Les travaux de Jeffrey Schwartz sur les troubles obsessionnels-compulsifs (1ère partie)

Au cours des années 1980 et 90, le psychiatre Jeffrey M. Schwartz (de l'université de Californie à Los Angeles) a élaboré un traitement des troubles obsessionnels-compulsifs basé sur la plasticité du cerveau. En voici un résumé. Pour les personnes désirant en savoir plus à ce sujet, vous pouvez consulter la liste des livres recommandés.

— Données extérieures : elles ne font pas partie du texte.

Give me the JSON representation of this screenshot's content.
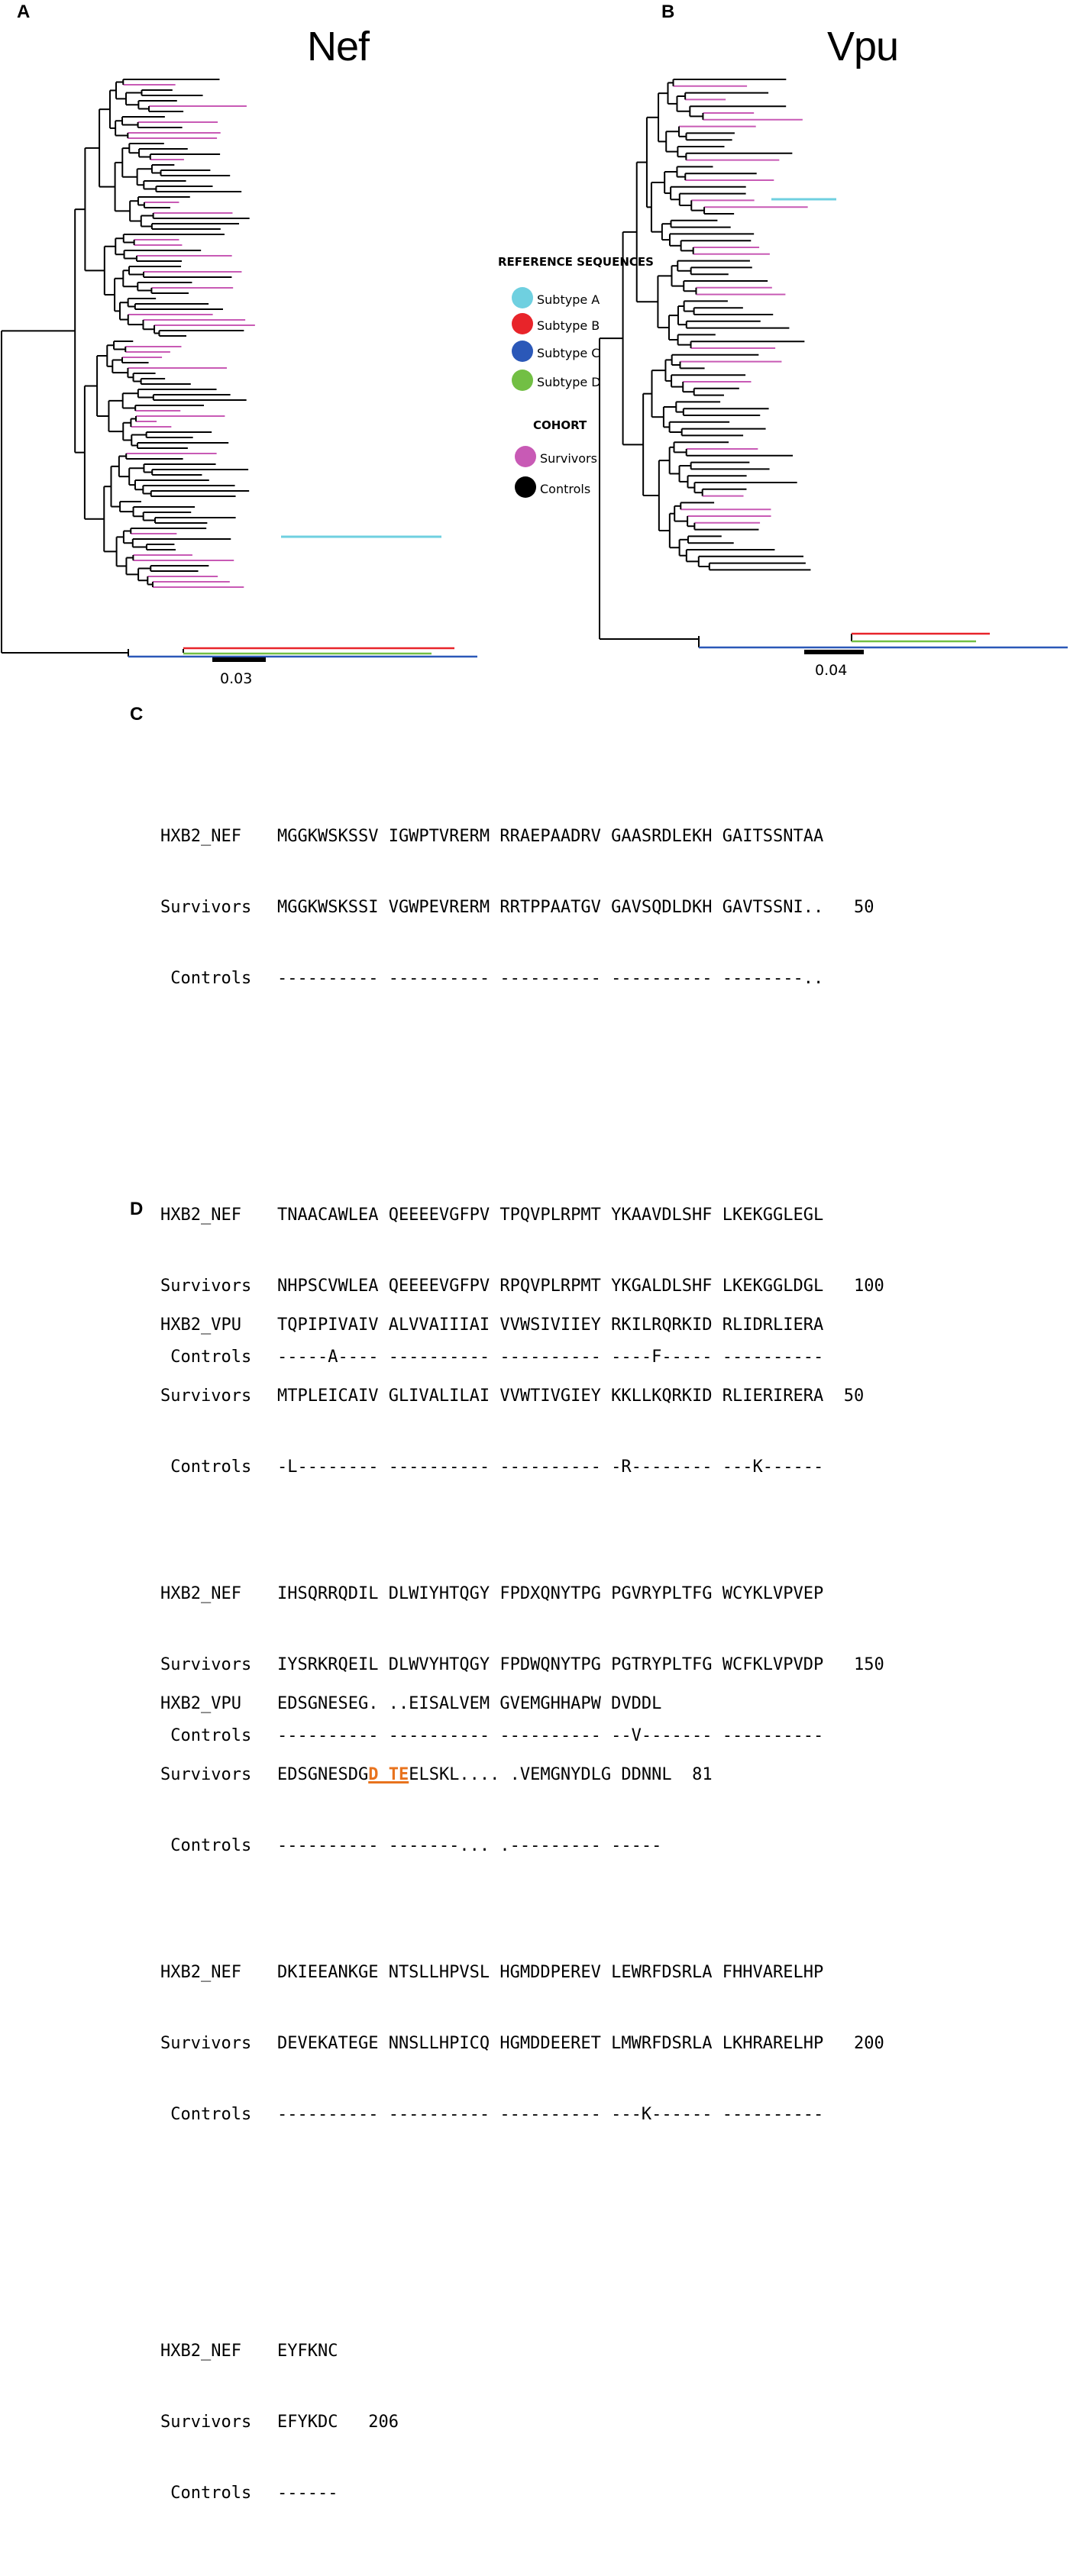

Bref rappel : le trouble obsessionnel-compulsif est une maladie neuropsychiatrique caractérisée par des pensées intrusives, répétitives et "non voulues" par la personne, lesquelles entrainent un besoin irrépressible de réaliser certains comportements (la plus connue par le grand public est l'obsession-compulsion de se laver les mains, mais il en existe beaucoup d'autres).


Dans un 1er temps, Jeffrey Schwartz a réalisé des scanners cérébraux (technique d'imagerie médicale) visant à comparer des personnes avec un trouble obsessionnel-compulsif et des personnes ne présentant pas ce trouble. L'objectif était de mieux comprendre le trouble sur les plans neuroanatomique et neurophysiologique afin de pouvoir, sur base de cette meilleure compréhension, élaborer un traitement plus efficace de cette maladie. Sans entrer dans les détails, cette analyse a démontré que 3 parties précises du cerveau sont "hyperactives" chez les personnes avec un trouble obsessionnel-compulsif.


Dans un 2ème temps, le psychiatre a progressivement élaboré un traitement de type cognitif-comportemental (voir la 2ème partie) et l'a appliqué avec des personnes obsessionnelles-compulsives. L'idée générale était de créer un traitement qui "normaliserait" le fonctionnement hyperactif des parties du cerveau impliquées dans la maladie et, par conséquent, diminuerait les symptômes de manière significative. Pour vérifier l'impact du traitement sur le cerveau, un scanner cérébral était administré avant le début du traitement et après la fin de celui-ci.


Le traitement, parfois en combinaison avec une médication antidépressive, a donné de bons résultats, même avec des personnes souffrant d'un trouble obsessionnel-compulsif sévère. Comme nous le verrons dans la 2ème partie de ce message, le traitement avait pour objectif de créer de nouvelles connexions neuronales en "affaiblissant" le circuit neuronal impliqué dans la maladie (c'est-à-dire le circuit formé par les 3 parties simultanément "hyperactives"). Les scanners réalisés après le traitement chez les personnes dont les symptômes avaient diminué de manière significative ont clairement montré des différences dans le fonctionnement de leur cerveau, avec une diminution de l'activité dans les 3 zones impliquées.


Ainsi, cette recherche a pu démontrer qu'un traitement cognitif-comportemental (faisant, entre autres, appel à la volonté consciente et dirigée de la personne) a eu pour conséquence de modifier le fonctionnement électro-chimique de certains circuits neuronaux.